Unfortunately, that wasn't the case. While Swayze went on to land starring roles in "Ghost" and "Point Break," Grey struggled to find work because there wasn't "a surplus of parts for actresses who looked like me," she wrote in her May 2022 memoir, "Out of the Corner."
"My so-called 'problem' wasn't really a problem for me, but since it seemed to be a problem for other people, and it didn't appear to be going away anytime soon, by default it became my problem," she explained, per Vanity Fair. "It was as plain as the nose on my face."
The daughter of Oscar winner Joel Grey and former actress Jo Wilder, Grey had been told by her mother that she needed a nose job to help her career. "It wasn't like, 'You're not pretty,'" Grey told People. "It's like, 'Guess what? If you don't want to be an actor, okay. But if you wanna be an actor...'"
With others confirming that her nose was a problem, the actress decided to go under the knife. But it didn't affect her career in the way she'd hoped.
Jennifer Grey's nose jobs made her 'completely invisible,' she says
Jennifer Grey had rhinoplasty to finetune her nose, but a second procedure was needed, which left her nose "truncated" and "dwarfed" — and the actress almost unrecognizable, per Vanity Fair.
In fact, when she went up to friend Michael Douglas at a movie premiere, he had no idea it was Grey speaking to him, per People. "That was the first time I had gone out in public," she siad. "And it became the thing, the idea of being completely invisible, from one day to the next. In the world's eyes, I was no longer me."

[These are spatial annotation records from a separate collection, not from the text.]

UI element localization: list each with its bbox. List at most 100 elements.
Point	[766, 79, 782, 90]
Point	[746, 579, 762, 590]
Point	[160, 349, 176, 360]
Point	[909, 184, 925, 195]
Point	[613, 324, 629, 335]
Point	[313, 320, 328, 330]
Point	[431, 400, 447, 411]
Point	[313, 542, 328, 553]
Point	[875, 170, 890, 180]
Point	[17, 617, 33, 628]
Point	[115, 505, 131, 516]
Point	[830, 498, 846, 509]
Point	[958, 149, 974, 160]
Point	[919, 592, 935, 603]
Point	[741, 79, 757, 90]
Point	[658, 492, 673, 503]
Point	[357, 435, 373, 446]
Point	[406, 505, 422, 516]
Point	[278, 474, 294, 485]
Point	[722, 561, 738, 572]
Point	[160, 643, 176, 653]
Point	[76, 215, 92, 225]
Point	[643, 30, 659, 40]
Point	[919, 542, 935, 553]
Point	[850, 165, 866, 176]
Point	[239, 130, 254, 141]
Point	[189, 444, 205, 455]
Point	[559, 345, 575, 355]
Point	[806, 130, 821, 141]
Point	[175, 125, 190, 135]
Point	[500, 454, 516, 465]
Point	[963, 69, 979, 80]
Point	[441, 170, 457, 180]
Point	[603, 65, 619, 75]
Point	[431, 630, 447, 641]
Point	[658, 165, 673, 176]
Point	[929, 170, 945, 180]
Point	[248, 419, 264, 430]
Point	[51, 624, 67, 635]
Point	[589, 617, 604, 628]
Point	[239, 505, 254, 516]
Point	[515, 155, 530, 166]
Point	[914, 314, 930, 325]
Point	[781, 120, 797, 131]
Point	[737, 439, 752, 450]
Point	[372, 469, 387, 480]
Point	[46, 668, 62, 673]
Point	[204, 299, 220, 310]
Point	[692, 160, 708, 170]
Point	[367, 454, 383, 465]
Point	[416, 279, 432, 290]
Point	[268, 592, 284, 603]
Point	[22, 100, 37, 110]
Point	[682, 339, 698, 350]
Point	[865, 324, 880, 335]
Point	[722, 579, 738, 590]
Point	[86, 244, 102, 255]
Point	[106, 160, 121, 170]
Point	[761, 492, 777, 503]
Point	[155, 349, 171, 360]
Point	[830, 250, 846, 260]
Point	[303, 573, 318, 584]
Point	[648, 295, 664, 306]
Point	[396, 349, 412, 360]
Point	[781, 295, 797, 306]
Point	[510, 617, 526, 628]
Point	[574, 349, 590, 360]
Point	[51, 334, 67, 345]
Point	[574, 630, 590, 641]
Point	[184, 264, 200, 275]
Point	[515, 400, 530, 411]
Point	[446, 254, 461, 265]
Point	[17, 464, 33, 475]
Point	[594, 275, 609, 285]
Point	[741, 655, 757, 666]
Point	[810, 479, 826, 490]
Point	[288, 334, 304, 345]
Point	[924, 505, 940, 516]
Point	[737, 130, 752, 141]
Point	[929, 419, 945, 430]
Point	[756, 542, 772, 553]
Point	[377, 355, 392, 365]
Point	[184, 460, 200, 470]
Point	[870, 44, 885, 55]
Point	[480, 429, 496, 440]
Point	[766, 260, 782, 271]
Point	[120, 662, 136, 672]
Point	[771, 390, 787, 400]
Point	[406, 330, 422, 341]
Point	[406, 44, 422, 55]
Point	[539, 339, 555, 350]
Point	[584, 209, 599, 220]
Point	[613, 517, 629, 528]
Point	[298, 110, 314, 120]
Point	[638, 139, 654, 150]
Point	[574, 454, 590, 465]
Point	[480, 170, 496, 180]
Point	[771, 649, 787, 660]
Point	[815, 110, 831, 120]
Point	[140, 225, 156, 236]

Although she did manage to find work, Grey's career never reached the heights expected, based on her early potential. She now refers to her decision as "schnozzageddon," explaining in her memoir, "Out of the Corner," that "overnight I [lost] my identity and my career," per the Daily Mail.
Now, Grey, who divorced actor Clark Gregg in 2020 after 19 years of marriage, is telling her side of the story. She's also working on a sequel to "Dirty Dancing." She admits, however, that creating the same magic of the original film will be tough.
"It was lightning in a bottle, it's like this thing happened, and it's so beautiful, and I can't explain it. No one can explain it," Grey told People. Still, she "would love to give fans or a young, new audience an experience that would never replicate that, but has the same kind of underpinnings."